Мама была босиком, а папочка даже не снял пальто и шляпы – словно он вбежал в дом, и подхватил маму, и закружил ее по комнатам, и целовал, и качал, пока оба не повалились на пол. Может, это папочка не закрыл за собой входную дверь.
Он лежал поверх мамы, и Дани не видела его лица. И маминого лица не видела. Видела только красивые голые мамины ноги и подол красного платья. Юбка разлетелась по полу, большим красным сердцем легла вокруг них с папой.
Полицейский поднял глаза.
– Вот черт. Ребенок нашелся! – заорал он. – Мэлоун, сюда!

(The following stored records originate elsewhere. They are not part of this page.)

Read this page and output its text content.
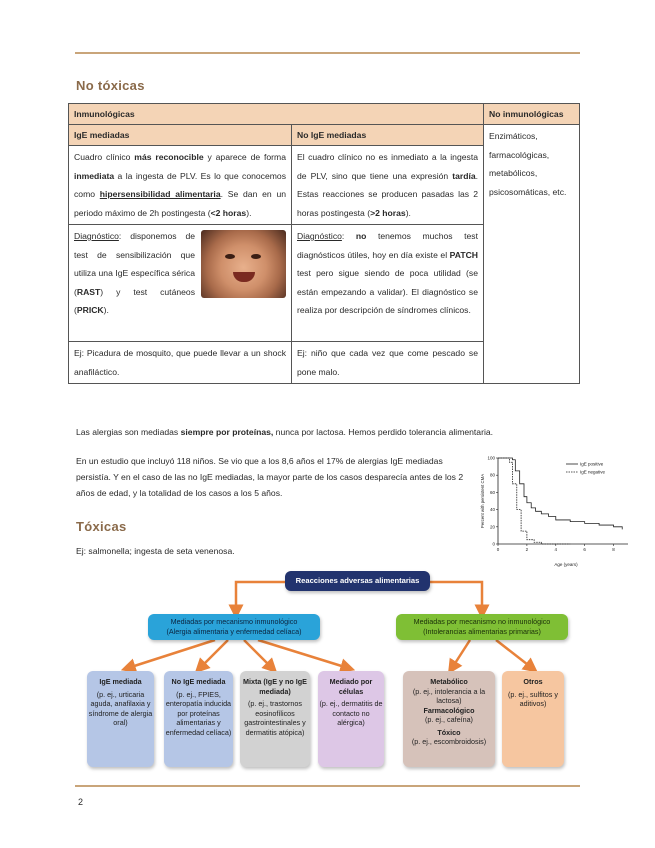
No tóxicas
Inmunológicas		No inmunológicas
IgE mediadas	No IgE mediadas	Enzimáticos, farmacológicas, metabólicos, psicosomáticas, etc.
Cuadro clínico más reconocible y aparece de forma inmediata a la ingesta de PLV. Es lo que conocemos como hipersensibilidad alimentaria. Se dan en un periodo máximo de 2h postingesta (<2 horas).	El cuadro clínico no es inmediato a la ingesta de PLV, sino que tiene una expresión tardía. Estas reacciones se producen pasadas las 2 horas postingesta (>2 horas).	

Diagnóstico: disponemos de test de sensibilización que utiliza una IgE específica sérica (RAST) y test cutáneos (PRICK).	Diagnóstico: no tenemos muchos test diagnósticos útiles, hoy en día existe el PATCH test pero sigue siendo de poca utilidad (se están empezando a validar). El diagnóstico se realiza por descripción de síndromes clínicos.	
Ej: Picadura de mosquito, que puede llevar a un shock anafiláctico.	Ej: niño que cada vez que come pescado se pone malo.	
Las alergias son mediadas siempre por proteínas, nunca por lactosa. Hemos perdido tolerancia alimentaria.
En un estudio que incluyó 118 niños. Se vio que a los 8,6 años el 17% de alergias IgE mediadas persistía. Y en el caso de las no IgE mediadas, la mayor parte de los casos desparecía antes de los 2 años de edad, y la totalidad de los casos a los 5 años.
0
20
40
60
80
100
0	2	4	6	8
IgE positive
IgE negative
Age (years)
Percent with persistent CMA
Tóxicas
Ej: salmonella; ingesta de seta venenosa.
Reacciones adversas alimentarias
Mediadas por mecanismo inmunológico
(Alergia alimentaria y enfermedad celíaca)
Mediadas por mecanismo no inmunológico
(Intolerancias alimentarias primarias)
IgE mediada
(p. ej., urticaria aguda, anafilaxia y síndrome de alergia oral)
No IgE mediada
(p. ej., FPIES, enteropatía inducida por proteínas alimentarias y enfermedad celíaca)
Mixta (IgE y no IgE mediada)
(p. ej., trastornos eosinofílicos gastrointestinales y dermatitis atópica)
Mediado por células
(p. ej., dermatitis de contacto no alérgica)
Metabólico
(p. ej., intolerancia a la lactosa)
Farmacológico
(p. ej., cafeína)
Tóxico
(p. ej., escombroidosis)
Otros
(p. ej., sulfitos y aditivos)
2
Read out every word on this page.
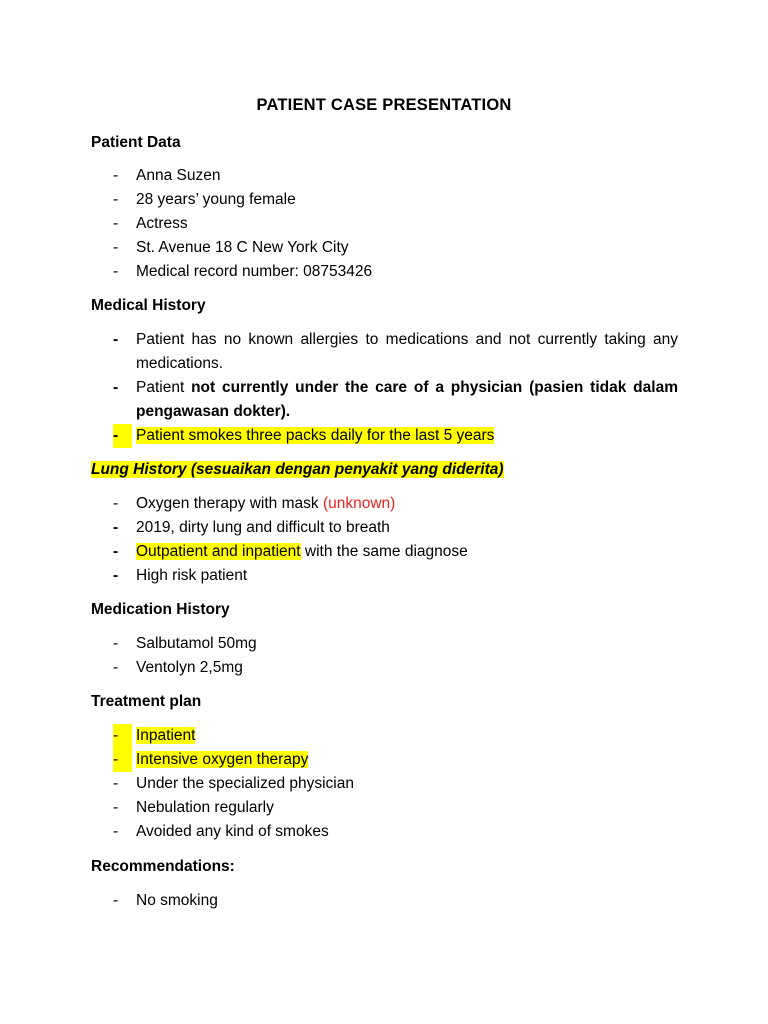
PATIENT CASE PRESENTATION
Patient Data
- Anna Suzen
- 28 years’ young female
- Actress
- St. Avenue 18 C New York City
- Medical record number: 08753426
Medical History
- Patient has no known allergies to medications and not currently taking any
medications.
- Patient not currently under the care of a physician (pasien tidak dalam
pengawasan dokter).
-	Patient smokes three packs daily for the last 5 years
Lung History (sesuaikan dengan penyakit yang diderita)
- Oxygen therapy with mask (unknown)
- 2019, dirty lung and difficult to breath
- Outpatient and inpatient with the same diagnose
- High risk patient
Medication History
- Salbutamol 50mg
- Ventolyn 2,5mg
Treatment plan
-	Inpatient
-	Intensive oxygen therapy
- Under the specialized physician
- Nebulation regularly
- Avoided any kind of smokes
Recommendations:
- No smoking
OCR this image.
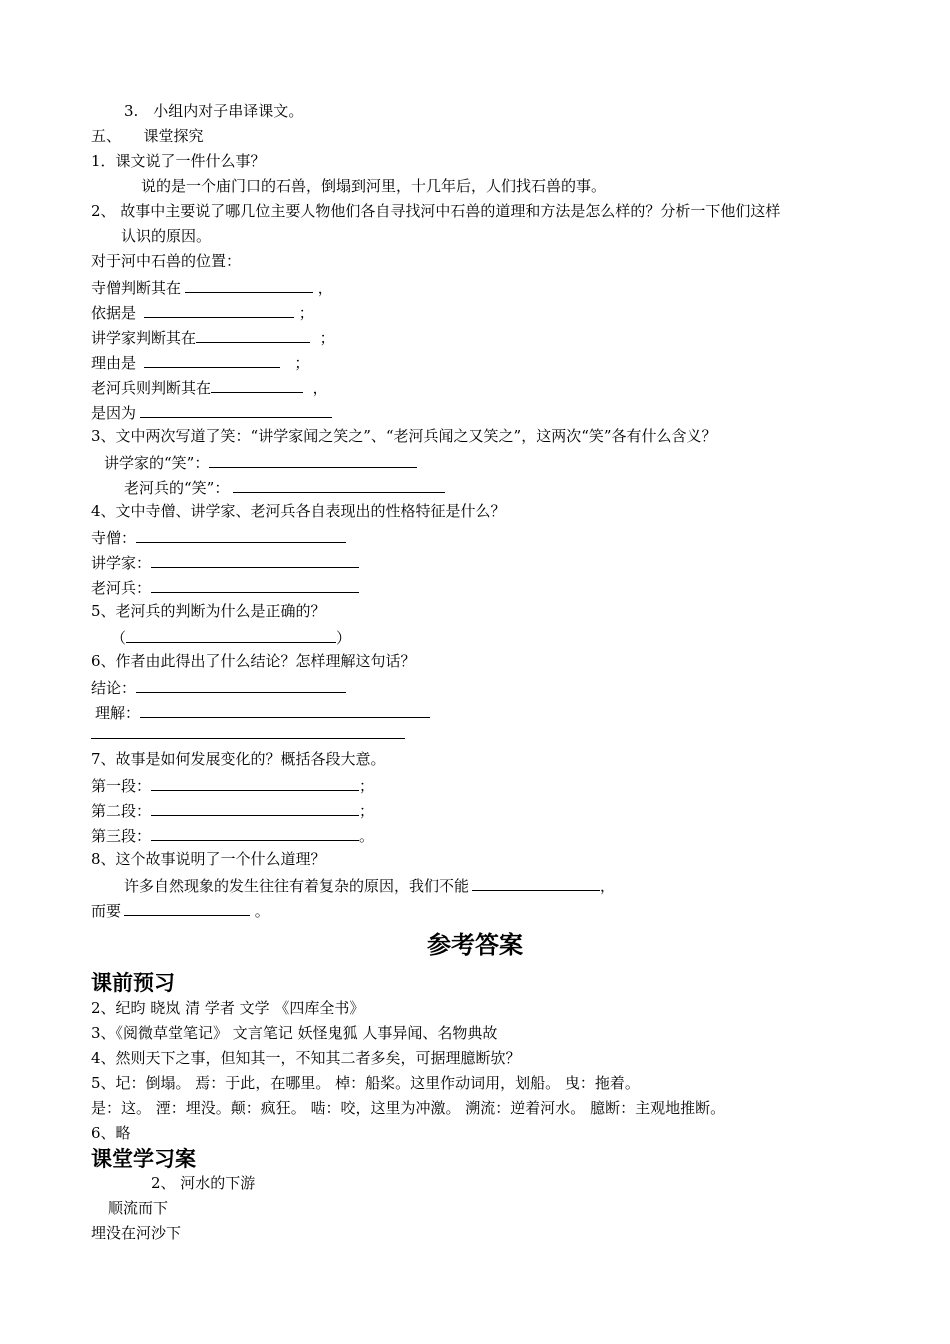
3.　小组内对子串译课文。
五、　　课堂探究
1．课文说了一件什么事？
说的是一个庙门口的石兽，倒塌到河里，十几年后，人们找石兽的事。
2、 故事中主要说了哪几位主要人物他们各自寻找河中石兽的道理和方法是怎么样的？分析一下他们这样
认识的原因。
对于河中石兽的位置：
寺僧判断其在	，
依据是	；
讲学家判断其在	；
理由是	；
老河兵则判断其在	，
是因为
3、文中两次写道了笑：“讲学家闻之笑之”、“老河兵闻之又笑之”，这两次“笑”各有什么含义？
讲学家的“笑”：
老河兵的“笑”：
4、文中寺僧、讲学家、老河兵各自表现出的性格特征是什么？
寺僧：
讲学家：
老河兵：
5、老河兵的判断为什么是正确的？
（	）
6、作者由此得出了什么结论？怎样理解这句话？
结论：
理解：
7、故事是如何发展变化的？概括各段大意。
第一段：	；
第二段：	；
第三段：	。
8、这个故事说明了一个什么道理？
许多自然现象的发生往往有着复杂的原因，我们不能	，
而要	。
参考答案
课前预习
2、纪昀 晓岚 清 学者 文学 《四库全书》
3、《阅微草堂笔记》 文言笔记 妖怪鬼狐 人事异闻、名物典故
4、然则天下之事，但知其一，不知其二者多矣，可据理臆断欤？
5、圮：倒塌。 焉：于此，在哪里。 棹：船桨。这里作动词用，划船。 曳：拖着。
是：这。 湮：埋没。颠：疯狂。 啮：咬，这里为冲激。 溯流：逆着河水。 臆断：主观地推断。
6、略
课堂学习案
2、 河水的下游
顺流而下
埋没在河沙下
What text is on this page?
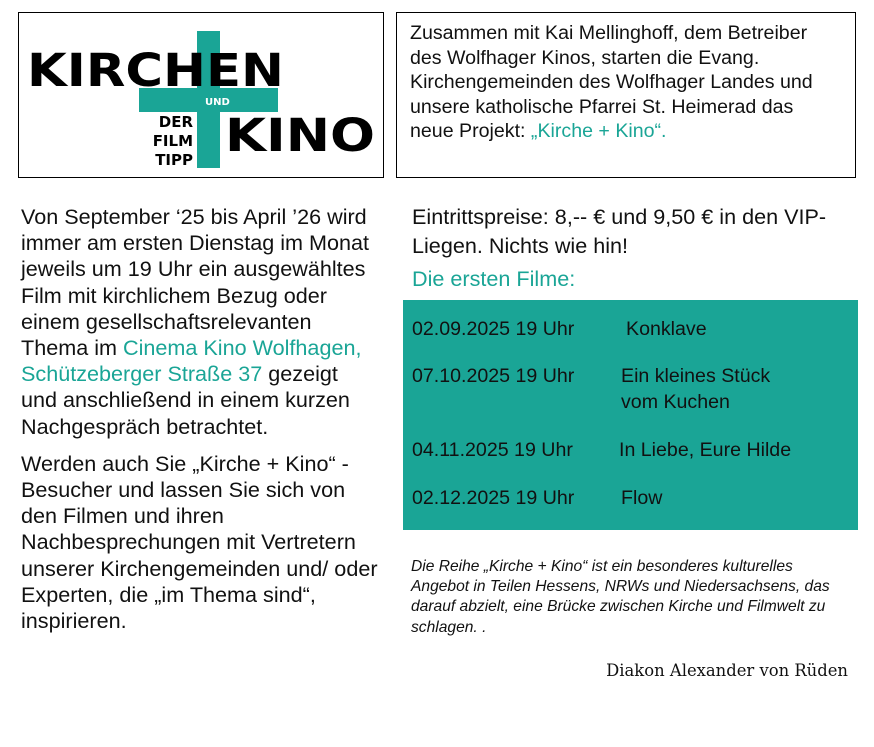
KIRCHEN
UND
KINO
DER
FILM
TIPP

Zusammen mit Kai Mellinghoff, dem Betreiber des Wolfhager Kinos, starten die Evang. Kirchengemeinden des Wolfhager Landes und unsere katholische Pfarrei St. Heimerad das neue Projekt: „Kirche + Kino“.

Von September ‘25 bis April ’26 wird immer am ersten Dienstag im Monat jeweils um 19 Uhr ein ausgewähltes Film mit kirchlichem Bezug oder einem gesellschaftsrelevanten Thema im Cinema Kino Wolfhagen, Schützeberger Straße 37 gezeigt und anschließend in einem kurzen Nachgespräch betrachtet.

Werden auch Sie „Kirche + Kino“ -Besucher und lassen Sie sich von den Filmen und ihren Nachbesprechungen mit Vertretern unserer Kirchengemeinden und/ oder Experten, die „im Thema sind“, inspirieren.

Eintrittspreise: 8,-- € und 9,50 € in den VIP-Liegen. Nichts wie hin!

Die ersten Filme:

02.09.2025 19 Uhr	Konklave
07.10.2025 19 Uhr Ein kleines Stück
vom Kuchen
04.11.2025 19 Uhr In Liebe, Eure Hilde
02.12.2025 19 Uhr Flow

Die Reihe „Kirche + Kino“ ist ein besonderes kulturelles Angebot in Teilen Hessens, NRWs und Niedersachsens, das darauf abzielt, eine Brücke zwischen Kirche und Filmwelt zu schlagen. .

Diakon Alexander von Rüden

Другой полицейский, моложе, смуглее, но в точно такой же форме, показался у него из-за спины и прошел через кухню, обогнув алое сердце и спавших в нем родителей Дани. Он положил руку ей на плечо, увлекая прочь от загадочной картины на полу кухни.
– Держи ее подальше отсюда, пока мы не закончим, – велел толстый полицейский и указал на заднюю дверь. – И разузнай, что ей известно!